2. Neither defendant answered or appeared in the case; a default judgment was taken and when several months later execution was attempted to be levied a motion to set aside was filed based on affidavits showing that the address in Macon, Georgia, where the corporation was registered was not in Bibb County but across the line into Jones County. Whether it had actually been incorporated as a Bibb County or Jones County corporation is not shown in the certificate of the Secretary of State. Both defendants were served officially in a legal manner and, this being so, the defense of lack of jurisdiction over the person and improper venue was waived because not presented to the trial court either by motion or responsive pleading. Code Ann. § 81A-112 (h) (1). Aiken v. Bynum, 128 Ga. App. 212 (196 SE2d 180). This case differs from Holloway v. Frey, 130 Ga. App. 224 (202 SE2d 845), in that no service of the papers by anyone authorized to serve papers was ever made on the defendant or at any address where the defendant might have been said to have resided. We held that mere notice of a pending suit against the defendant in another county by one not authorized to serve suit papers amounted to nothing.
The appellant relies primarily on Anderson v.
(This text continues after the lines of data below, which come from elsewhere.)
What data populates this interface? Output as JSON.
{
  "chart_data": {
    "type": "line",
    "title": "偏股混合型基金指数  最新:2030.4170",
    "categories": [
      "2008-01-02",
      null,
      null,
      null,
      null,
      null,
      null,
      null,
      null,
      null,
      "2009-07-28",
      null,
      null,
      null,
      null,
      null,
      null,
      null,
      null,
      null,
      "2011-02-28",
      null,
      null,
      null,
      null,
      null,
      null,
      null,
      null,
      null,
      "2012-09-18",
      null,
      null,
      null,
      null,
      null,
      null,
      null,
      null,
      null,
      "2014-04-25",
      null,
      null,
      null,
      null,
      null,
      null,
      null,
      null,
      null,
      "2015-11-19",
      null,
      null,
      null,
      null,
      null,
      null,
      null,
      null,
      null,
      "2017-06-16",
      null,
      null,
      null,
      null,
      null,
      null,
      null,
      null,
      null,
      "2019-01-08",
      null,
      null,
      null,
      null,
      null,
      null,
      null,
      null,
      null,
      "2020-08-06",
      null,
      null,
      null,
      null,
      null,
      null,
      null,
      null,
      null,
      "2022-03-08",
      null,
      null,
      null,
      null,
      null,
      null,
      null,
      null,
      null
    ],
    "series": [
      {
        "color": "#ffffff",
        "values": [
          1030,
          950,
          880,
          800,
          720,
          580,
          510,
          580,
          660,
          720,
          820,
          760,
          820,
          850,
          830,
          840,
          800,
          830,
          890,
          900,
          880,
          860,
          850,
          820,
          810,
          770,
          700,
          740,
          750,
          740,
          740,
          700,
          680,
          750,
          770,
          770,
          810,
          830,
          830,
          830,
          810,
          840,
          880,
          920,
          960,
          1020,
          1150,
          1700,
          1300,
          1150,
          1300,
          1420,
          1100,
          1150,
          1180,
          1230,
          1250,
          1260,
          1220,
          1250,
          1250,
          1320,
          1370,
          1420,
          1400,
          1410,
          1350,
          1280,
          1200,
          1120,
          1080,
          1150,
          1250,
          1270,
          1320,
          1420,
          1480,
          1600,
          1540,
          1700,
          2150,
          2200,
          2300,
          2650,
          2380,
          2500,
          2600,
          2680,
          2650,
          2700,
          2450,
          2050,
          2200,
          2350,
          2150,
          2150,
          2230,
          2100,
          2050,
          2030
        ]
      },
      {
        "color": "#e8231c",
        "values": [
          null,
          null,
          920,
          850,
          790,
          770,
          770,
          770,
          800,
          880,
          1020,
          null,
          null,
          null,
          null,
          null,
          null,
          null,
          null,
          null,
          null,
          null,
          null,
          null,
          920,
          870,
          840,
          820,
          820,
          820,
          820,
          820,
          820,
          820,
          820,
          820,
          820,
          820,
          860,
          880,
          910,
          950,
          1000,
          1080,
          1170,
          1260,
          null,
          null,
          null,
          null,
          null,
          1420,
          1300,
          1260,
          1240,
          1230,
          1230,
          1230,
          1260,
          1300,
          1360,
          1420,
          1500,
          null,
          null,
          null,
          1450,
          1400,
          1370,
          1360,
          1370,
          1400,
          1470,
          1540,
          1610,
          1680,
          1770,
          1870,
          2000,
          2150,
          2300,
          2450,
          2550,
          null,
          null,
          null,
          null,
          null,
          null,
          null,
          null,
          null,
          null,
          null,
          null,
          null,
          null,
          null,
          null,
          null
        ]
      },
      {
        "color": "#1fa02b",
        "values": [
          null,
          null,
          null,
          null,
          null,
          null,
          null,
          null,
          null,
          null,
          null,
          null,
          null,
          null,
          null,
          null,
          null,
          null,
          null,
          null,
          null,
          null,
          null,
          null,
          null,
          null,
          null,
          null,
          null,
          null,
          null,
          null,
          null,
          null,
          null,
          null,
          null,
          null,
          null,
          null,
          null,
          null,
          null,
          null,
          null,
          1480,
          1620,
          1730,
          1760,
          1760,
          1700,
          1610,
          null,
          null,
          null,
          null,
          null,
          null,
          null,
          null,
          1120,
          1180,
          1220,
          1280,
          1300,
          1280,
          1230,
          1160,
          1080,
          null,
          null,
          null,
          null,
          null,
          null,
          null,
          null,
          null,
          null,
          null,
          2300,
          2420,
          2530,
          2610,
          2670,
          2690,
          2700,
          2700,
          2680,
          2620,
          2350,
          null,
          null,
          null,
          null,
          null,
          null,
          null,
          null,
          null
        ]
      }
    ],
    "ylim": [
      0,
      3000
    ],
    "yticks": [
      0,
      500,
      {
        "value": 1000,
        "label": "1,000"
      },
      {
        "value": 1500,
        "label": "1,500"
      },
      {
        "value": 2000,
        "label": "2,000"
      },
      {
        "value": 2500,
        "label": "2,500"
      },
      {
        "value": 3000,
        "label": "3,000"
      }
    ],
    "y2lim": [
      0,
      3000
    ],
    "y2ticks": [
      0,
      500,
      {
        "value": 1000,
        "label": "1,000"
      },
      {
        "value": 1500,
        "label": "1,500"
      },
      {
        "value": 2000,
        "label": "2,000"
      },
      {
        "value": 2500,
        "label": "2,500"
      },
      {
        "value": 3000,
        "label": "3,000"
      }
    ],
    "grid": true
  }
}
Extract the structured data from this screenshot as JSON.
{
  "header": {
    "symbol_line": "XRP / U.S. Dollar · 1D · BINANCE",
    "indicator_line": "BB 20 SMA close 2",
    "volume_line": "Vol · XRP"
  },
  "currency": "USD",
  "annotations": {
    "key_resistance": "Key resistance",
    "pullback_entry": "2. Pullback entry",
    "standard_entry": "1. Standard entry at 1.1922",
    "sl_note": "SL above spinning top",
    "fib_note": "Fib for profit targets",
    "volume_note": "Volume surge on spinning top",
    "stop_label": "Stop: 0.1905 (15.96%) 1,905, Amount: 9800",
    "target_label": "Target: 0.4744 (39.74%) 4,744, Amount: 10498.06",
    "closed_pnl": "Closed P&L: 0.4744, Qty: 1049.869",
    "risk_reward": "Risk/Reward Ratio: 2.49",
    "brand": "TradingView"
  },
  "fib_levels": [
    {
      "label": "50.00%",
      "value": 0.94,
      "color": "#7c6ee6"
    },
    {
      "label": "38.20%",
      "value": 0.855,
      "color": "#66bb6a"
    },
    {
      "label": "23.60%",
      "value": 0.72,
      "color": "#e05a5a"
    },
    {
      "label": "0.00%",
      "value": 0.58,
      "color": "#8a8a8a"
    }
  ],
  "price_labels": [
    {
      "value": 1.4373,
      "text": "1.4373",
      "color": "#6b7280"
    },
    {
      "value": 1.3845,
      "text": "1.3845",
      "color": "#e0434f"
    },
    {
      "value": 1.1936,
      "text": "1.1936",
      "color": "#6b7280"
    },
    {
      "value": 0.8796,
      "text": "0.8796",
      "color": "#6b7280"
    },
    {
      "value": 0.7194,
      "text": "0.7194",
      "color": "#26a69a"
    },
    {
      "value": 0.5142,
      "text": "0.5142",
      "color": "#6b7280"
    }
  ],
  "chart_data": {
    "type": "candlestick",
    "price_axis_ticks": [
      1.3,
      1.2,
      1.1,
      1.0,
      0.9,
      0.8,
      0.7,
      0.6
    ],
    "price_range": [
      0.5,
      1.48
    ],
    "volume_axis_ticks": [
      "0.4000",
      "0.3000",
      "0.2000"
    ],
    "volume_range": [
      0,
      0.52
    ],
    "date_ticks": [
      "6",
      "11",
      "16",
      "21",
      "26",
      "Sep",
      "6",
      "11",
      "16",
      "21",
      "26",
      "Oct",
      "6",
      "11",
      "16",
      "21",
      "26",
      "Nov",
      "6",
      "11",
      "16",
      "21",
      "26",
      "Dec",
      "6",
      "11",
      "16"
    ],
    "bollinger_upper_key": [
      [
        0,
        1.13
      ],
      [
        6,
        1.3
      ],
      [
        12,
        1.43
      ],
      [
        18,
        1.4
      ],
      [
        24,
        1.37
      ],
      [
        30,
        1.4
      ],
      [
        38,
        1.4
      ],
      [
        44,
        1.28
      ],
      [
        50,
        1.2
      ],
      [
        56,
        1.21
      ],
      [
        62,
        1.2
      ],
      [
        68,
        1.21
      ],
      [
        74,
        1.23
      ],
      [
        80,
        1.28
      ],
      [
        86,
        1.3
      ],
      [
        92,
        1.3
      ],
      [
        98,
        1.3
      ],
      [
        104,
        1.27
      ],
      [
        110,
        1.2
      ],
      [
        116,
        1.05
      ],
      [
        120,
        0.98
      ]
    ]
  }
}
Turner, 35 Ga. App. 428 (133 S.E. 306) where there was a default judgment against a defendant in a county not the county of his residence, and which judgment was held to be void, although the defendant had been personally served. That case recognized the truism that jurisdiction over the person may be waived; it represents the law prior to Code Ann. § 81A-112 (h) (1) which establishes the rule that where there is in fact service otherwise valid and the defendant wishes to attack venue he must do so prior to judgment or a waiver will result. The defendants attempted to raise the issue of the constitutionality of this statute by an amendment to their motion to set aside the judgment, but have appealed the case to this court, which has no jurisdiction to adjudicate the constitutionality of statutes, and have not in fact directed their arguments toward the unconstitutionality of the statute. For *888 these reasons and the additional reason that it does not appear whether the records in the office of the Secretary of State, on which service was made, show this defendant to have been incorporated in Bibb or Jones County, we do not think this issue is in the case, and accordingly retain jurisdiction.
The trial court did not err in denying the motion to set aside the judgment.
Judgment affirmed. Hall, P. J., and Stolz, J., concur.